The premises review recognises these twin issues and the need for NHS capital for estates to be deployed in tackling them. However, it also notes that future spending will have to be aligned with the LTP and developed alongside the forthcoming government spending review, which will determine what resources are available. Successful implementation of the review’s recommendations may therefore be largely dependent upon the case that NHSE and the GPC can make to government for capital investment in the primary care estate.

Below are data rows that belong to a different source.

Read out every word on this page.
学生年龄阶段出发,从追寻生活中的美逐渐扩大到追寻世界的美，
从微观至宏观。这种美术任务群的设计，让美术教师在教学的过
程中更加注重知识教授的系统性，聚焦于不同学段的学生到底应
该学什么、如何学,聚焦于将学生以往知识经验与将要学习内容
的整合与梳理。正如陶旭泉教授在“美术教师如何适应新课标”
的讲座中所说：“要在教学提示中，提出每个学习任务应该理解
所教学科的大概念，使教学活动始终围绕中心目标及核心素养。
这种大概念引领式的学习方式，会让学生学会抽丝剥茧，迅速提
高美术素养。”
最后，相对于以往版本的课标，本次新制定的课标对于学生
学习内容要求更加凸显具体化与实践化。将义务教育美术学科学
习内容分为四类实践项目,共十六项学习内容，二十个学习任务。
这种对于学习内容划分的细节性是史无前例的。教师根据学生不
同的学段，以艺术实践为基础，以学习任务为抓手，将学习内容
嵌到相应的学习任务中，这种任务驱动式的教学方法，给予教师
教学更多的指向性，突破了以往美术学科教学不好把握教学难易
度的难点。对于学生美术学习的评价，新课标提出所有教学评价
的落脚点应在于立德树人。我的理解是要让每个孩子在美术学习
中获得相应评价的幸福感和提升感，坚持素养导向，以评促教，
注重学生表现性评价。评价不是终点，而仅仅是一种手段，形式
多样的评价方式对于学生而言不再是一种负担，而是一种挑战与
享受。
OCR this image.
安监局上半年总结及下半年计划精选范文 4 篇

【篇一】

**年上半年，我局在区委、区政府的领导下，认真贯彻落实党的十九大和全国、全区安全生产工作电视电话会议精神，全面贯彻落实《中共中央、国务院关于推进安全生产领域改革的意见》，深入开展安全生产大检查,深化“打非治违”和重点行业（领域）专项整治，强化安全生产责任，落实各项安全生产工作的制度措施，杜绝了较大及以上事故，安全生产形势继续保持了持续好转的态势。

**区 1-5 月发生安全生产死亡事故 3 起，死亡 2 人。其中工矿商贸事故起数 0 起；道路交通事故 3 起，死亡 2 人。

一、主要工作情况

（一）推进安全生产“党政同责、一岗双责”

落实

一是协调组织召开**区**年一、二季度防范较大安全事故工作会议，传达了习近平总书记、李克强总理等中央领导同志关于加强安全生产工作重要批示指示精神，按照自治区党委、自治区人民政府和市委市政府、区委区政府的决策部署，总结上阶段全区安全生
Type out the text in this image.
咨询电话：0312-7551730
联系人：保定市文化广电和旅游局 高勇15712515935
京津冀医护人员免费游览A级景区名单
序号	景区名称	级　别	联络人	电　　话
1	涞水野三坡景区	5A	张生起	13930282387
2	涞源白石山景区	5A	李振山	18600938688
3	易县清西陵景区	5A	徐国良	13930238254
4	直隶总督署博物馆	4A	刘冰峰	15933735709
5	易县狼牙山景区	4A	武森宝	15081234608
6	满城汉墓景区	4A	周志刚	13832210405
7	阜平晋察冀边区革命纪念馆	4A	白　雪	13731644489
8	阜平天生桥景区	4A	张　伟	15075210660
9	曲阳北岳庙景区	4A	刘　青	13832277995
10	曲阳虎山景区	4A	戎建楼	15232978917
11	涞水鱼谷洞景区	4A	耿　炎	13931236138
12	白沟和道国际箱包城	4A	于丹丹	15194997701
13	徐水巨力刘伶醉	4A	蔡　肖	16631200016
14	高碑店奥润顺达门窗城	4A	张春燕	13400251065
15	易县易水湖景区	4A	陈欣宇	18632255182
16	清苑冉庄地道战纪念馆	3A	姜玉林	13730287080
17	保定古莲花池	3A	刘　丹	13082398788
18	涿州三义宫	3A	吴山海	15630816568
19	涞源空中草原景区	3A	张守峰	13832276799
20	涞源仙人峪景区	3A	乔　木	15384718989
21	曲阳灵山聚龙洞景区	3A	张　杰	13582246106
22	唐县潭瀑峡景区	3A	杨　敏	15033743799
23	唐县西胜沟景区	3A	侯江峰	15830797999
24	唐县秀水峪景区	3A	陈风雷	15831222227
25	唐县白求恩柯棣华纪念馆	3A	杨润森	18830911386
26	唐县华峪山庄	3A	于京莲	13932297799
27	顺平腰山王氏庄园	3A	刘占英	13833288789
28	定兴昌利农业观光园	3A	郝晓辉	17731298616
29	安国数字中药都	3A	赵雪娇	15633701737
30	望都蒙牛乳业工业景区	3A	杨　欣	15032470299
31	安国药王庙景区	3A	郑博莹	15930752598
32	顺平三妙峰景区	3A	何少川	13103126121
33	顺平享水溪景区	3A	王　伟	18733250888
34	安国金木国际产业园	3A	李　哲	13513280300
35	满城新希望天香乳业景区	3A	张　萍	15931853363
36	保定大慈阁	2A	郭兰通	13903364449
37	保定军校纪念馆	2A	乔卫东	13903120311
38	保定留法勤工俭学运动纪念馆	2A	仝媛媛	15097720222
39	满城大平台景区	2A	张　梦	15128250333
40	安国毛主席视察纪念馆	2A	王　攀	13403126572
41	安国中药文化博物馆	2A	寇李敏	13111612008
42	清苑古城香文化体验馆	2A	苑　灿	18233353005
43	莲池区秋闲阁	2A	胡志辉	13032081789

Premises Review key recommendations

We intend to return to some of the detailed findings of the review in due course but bring attention here to some of its key recommendations that are to be carried forward to the “implementation stage”:

  1. There is a need to reduce the risk associated with holding leases of GP premises. It is therefore proposed that in appropriate cases, where lease length and terms for strategically important properties are discouraging GPs from joining partnerships, an NHS body (or other entity) will take an assignment of the lease.
  2. There is an expectation that, over time, practices will separate the decision to enter premises ownership from the decision to enter into partnership. Whilst premises ownership may continue to make sense for some practices, future NHS capital investment is going to have to come with a requirement to demonstrate sound governance around ownership. NHS England will develop best practice guidance for property owners.
  3. There is a need to get higher levels of professionalism into property ownership and management. NHS England will therefore develop guidance on the expectations of owners and occupiers around property maintenance and standards required.
  4. There is a need to simplify the model for payment of premises costs, with the current Premises Costs Directions considered to be too complicated, misunderstood, lacking in flexibility, and liable to create barriers to efficient space utilisation. NHS England will therefore pilot network level premises reimbursement arrangements giving networks greater autonomy to manage and minimise premises costs across their estate. NHS England will also pilot a simpler model of premises provision in multi-use new buildings to remove premises reimbursement systems and promote integration of service delivery.
  5. There is a need to develop greater support for community and primary medical care in local estates planning and to develop strong and future-facing integrated care system capital funding bids. NHS England will therefore develop a package of support for primary care engagement in STPs’ and ICSs’ capital strategies and capital allocation process.

State ownership of GP premises will not be taken forward

The review did also look at proposals for state ownership of the primary care estate or state-backed loans to GPs. This would follow a similar move in Scotland where the aim is to move GPs towards a model that does not require them to own their practice premises. Those proposals are not being taken forward as a recommendation of the review. The stakeholders in the review considered the cost of doing so in England would be prohibitively high and it would also remove flexibility for GP partners to choose their model of estates provision.

The aim of the recommendations being carried forward is to help ensure that future investment is made in a coherent and strategic way into a professionally-managed estate. We cannot however forget the fact that capital is required to both bring the current estate up to standard and to transform it so it can deliver the service vision of the LTP. The next step is therefore to develop a framework for the implementation of the review’s recommendations, informed by the next government spending review, to start the delivery of that transformation.